1] Centre for Cancer Biomedicine, Faculty of Medicine, University of Oslo, Montebello, N-0379 Oslo, Norway [2] Department of Molecular Cell Biology, Institute for Cancer Research, Oslo University Hospital, Montebello, N-0379 Oslo, Norway.
Institute of Medical Biology, University of Tromsø - The Arctic University of Norway, N-9037 Tromsø, Norway.
Nature. 2015 Apr 9;520(7546):234-8. doi: 10.1038/nature14359.
The main organelles of the secretory and endocytic pathways--the endoplasmic reticulum (ER) and endosomes, respectively--are connected through contact sites whose numbers increase as endosomes mature. One function of such sites is to enable dephosphorylation of the cytosolic tails of endosomal signalling receptors by an ER-associated phosphatase, whereas others serve to negatively control the association of endosomes with the minus-end-directed microtubule motor dynein or mediate endosome fission. Cholesterol transfer and Ca(2+) exchange have been proposed as additional functions of such sites. However, the compositions, activities and regulations of ER-endosome contact sites remain incompletely understood. Here we show in human and rat cell lines that protrudin, an ER protein that promotes protrusion and neurite outgrowth, forms contact sites with late endosomes (LEs) via coincident detection of the small GTPase RAB7 and phosphatidylinositol 3-phosphate (PtdIns(3)P). These contact sites mediate transfer of the microtubule motor kinesin 1 from protrudin to the motor adaptor FYCO1 on LEs. Repeated LE-ER contacts promote microtubule-dependent translocation of LEs to the cell periphery and subsequent synaptotagmin-VII-dependent fusion with the plasma membrane. Such fusion induces outgrowth of protrusions and neurites, which requires the abilities of protrudin and FYCO1 to interact with LEs and kinesin 1. Thus, protrudin-containing ER-LE contact sites are platforms for kinesin-1 loading onto LEs, and kinesin-1-mediated translocation of LEs to the plasma membrane, fuelled by repeated ER contacts, promotes protrusion and neurite outgrowth.

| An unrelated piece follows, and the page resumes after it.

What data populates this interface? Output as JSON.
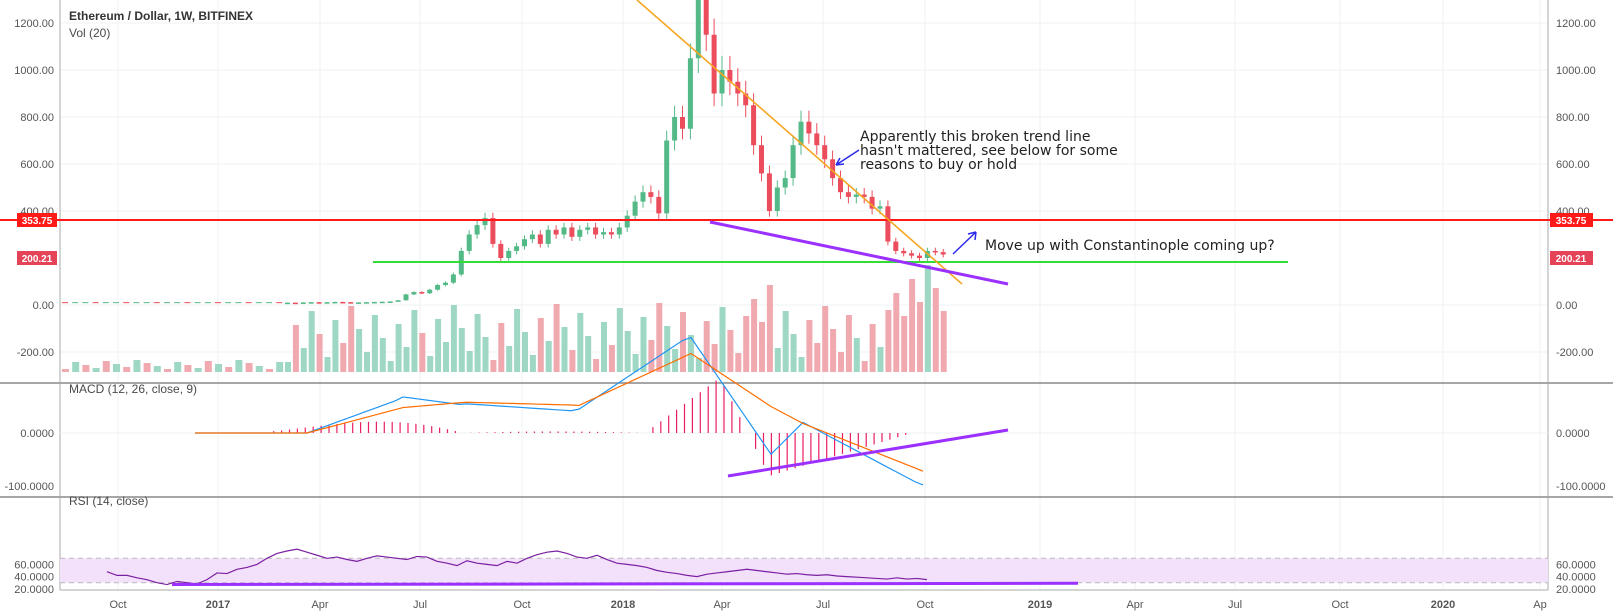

分泌和内吞途径的主要细胞器——内质网(ER)和内体,分别通过接触位点相连,这些接触位点的数量随着内体的成熟而增加。这些位点的一个功能是使 ER 相关磷酸酶能够去磷酸化内体信号受体的胞质尾部,而其他功能则是负调控内体与微管动力蛋白 dynein 的结合,或介导内体分裂。胆固醇转移和 Ca(2+)交换被认为是这些位点的另外的功能。然而,ER-内体接触位点的组成、活性和调节仍不完全清楚。在这里,我们在人源和大鼠细胞系中表明,突起蛋白 protrudin 通过小 GTPase RAB7 和磷脂酰肌醇 3-磷酸(PtdIns(3)P)的同时检测,与晚期内体(LE)形成接触位点。这些接触位点介导微管马达 kinesin 1 从 protrudin 转移到 LE 上的马达衔接蛋白 FYCO1。重复的 LE-ER 接触促进微管依赖性的 LE 向细胞边缘的易位,随后与质膜上的突触结合蛋白 VII 依赖性融合。这种融合诱导突起和神经突的生长,这需要 protrudin 和 FYCO1 与 LE 和 kinesin 1 相互作用的能力。因此,含有 protrudin 的 ER-LE 接触位点是将 kinesin 1 加载到 LE 上的平台,并且由重复的 ER 接触提供动力的 LE 向质膜的 kinesin-1 介导的易位,促进了突起和神经突的生长。